What is true of your pastor is also true of Jesus. When he praises the faith of the centurion, Jesus is not just praising the man for understanding that He didn’t need to enter the man’s house to heal his servant. He was also praising the man for understanding that the One with the authority to heal from a distance, the One to whom will be given all authority in heaven and on earth, Jesus Himself, is also under authority. The Old Testament set forth the manner in which the Messiah would act. He would preach the Word. He would make the blind to see, the deaf to hear, the lame to walk, the leper to be cleansed, and the dead to rise. The Messiah would be recognized by His actions. Jesus had no choice but to act as He did, for He had placed himself under the authority of His own Word!

What a blessing for you! For the obedience Messiah don’t stop with the blessings of the body. Hear what the Apostle Paul said to the Philippians: “Let this mind be in you which was also in Christ Jesus, who, being in the form of God, did not consider it robbery to be equal with God, but made Himself of no reputation, taking the form of a bondservant, and coming in the likeness of men. And being found in appearance as a man, He humbled Himself and became obedient to the point of death, even the death of the cross.” Jesus was the One promised to Adam and Eve in the Garden, the One who would crush the head of the serpent, the One who would redeem fallen man. He allowed Himself to be bruised, to be crucified and put to death, bearing your sins to the death you deserved. And then, as the Old Testament foretold and even ordered, Jesus rose again, bearing you up with Him to new life in the waters of Holy Baptism.

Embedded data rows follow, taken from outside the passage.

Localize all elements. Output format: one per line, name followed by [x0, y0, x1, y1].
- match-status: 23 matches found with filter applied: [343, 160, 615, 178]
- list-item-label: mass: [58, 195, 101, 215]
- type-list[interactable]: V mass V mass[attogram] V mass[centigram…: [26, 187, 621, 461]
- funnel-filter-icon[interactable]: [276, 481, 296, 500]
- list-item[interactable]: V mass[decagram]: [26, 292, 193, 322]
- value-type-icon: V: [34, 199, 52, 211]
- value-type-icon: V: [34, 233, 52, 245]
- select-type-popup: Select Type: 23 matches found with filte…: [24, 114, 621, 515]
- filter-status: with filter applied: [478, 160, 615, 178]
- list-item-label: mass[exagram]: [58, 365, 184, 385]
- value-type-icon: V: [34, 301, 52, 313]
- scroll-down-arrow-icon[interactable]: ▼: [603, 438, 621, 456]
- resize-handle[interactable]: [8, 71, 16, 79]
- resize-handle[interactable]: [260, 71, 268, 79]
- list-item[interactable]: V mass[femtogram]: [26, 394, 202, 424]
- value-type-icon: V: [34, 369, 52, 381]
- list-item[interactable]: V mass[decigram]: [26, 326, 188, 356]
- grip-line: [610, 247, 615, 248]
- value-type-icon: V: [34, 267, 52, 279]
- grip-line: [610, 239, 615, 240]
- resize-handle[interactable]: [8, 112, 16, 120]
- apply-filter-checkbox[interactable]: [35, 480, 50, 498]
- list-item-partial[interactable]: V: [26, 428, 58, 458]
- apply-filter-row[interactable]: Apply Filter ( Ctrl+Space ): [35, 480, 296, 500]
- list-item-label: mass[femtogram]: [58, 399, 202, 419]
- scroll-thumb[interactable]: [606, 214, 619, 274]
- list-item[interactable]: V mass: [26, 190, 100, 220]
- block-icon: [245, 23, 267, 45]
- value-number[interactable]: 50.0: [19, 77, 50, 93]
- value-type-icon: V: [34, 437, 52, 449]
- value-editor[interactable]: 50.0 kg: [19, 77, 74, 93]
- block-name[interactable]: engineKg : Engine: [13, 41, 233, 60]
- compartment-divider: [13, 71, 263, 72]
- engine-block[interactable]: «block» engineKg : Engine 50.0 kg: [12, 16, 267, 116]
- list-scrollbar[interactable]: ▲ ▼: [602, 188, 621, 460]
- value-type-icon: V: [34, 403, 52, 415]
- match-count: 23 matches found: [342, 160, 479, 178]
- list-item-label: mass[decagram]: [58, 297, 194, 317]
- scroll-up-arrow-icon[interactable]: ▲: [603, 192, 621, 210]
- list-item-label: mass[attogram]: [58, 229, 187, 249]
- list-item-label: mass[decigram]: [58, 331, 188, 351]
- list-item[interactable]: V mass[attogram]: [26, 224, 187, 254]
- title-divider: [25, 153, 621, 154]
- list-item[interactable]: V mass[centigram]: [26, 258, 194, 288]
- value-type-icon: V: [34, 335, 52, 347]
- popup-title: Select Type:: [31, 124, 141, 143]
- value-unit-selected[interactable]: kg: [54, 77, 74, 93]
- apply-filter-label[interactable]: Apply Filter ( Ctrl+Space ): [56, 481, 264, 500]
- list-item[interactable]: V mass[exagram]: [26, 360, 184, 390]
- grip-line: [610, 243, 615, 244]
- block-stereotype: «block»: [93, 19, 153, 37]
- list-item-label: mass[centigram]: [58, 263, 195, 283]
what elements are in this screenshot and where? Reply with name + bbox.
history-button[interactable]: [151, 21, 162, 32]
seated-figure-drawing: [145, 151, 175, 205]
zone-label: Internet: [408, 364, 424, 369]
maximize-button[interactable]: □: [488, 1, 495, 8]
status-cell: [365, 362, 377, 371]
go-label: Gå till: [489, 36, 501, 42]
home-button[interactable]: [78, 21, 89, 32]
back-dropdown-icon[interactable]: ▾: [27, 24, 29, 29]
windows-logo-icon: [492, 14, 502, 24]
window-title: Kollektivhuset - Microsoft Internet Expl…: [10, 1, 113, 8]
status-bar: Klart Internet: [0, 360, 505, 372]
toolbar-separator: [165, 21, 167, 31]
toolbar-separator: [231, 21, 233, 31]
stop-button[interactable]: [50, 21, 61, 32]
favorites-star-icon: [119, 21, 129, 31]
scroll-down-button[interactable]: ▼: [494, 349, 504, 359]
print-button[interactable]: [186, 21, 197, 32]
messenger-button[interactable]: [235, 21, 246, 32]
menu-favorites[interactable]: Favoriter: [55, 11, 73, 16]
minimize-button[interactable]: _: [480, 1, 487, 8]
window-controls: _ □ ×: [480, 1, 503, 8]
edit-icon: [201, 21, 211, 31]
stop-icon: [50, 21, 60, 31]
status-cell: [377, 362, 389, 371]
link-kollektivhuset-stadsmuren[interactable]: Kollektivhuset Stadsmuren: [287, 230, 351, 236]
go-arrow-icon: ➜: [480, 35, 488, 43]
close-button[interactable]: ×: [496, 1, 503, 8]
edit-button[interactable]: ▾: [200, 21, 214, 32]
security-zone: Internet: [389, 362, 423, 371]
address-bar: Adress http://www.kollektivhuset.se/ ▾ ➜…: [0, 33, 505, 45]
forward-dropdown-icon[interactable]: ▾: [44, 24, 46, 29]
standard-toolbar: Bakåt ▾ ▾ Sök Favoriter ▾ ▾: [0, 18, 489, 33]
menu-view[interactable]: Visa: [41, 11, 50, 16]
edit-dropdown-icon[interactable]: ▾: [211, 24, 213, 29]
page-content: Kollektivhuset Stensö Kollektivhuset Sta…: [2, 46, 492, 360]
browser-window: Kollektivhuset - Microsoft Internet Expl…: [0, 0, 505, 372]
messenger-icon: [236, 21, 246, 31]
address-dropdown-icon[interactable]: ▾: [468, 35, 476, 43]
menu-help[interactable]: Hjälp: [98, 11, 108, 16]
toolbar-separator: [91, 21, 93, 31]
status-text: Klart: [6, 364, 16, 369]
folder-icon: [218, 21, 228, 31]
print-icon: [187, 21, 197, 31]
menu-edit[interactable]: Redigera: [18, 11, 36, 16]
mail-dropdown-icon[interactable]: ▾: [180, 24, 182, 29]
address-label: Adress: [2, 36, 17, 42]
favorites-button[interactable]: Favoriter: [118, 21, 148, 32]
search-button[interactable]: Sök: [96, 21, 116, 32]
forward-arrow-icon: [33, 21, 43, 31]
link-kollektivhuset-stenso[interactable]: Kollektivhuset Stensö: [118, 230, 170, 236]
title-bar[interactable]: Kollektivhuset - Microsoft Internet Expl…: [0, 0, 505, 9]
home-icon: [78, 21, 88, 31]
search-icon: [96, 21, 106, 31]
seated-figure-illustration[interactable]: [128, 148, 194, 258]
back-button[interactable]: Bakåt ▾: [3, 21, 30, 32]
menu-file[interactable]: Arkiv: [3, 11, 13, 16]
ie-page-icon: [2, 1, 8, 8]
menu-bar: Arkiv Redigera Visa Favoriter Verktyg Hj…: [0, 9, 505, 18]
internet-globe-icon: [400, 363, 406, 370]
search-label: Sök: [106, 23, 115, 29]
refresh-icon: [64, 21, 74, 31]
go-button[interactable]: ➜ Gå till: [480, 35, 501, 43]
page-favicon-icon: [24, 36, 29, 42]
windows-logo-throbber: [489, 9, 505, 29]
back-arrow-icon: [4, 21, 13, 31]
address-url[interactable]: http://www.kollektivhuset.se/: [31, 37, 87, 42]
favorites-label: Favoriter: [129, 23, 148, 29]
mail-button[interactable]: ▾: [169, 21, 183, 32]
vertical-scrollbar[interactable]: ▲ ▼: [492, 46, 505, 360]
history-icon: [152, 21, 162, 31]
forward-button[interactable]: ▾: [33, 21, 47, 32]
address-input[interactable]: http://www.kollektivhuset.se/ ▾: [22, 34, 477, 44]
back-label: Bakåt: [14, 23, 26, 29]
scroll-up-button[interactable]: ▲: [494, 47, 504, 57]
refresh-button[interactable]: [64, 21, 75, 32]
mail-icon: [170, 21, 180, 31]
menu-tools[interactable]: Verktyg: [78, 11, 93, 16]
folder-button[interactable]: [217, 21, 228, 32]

This very day you approach the altar to receive the body and blood of the obedient Christ. Some of you may have learned during your catechism instruction to say this pray as you approach the altar: “Lord, I am not worthy that you should come under my roof. Only say the word, and my soul shall be healed.” This is a salutary prayer, and it is one which Jesus delights to answer in the affirmative. And it is not only His delight to grant you that blessing; it is also His duty, for He can do nothing else but bless those who approach Him boldly in faith. Do not be afraid; ask, and He will give. And when He gives, your soul will be healed. In the name of the Father and of the Son (+) and of the Holy Spirit. Amen.

The peace of God which passes all understanding will keep your hearts and minds in Christ Jesus always. Amen.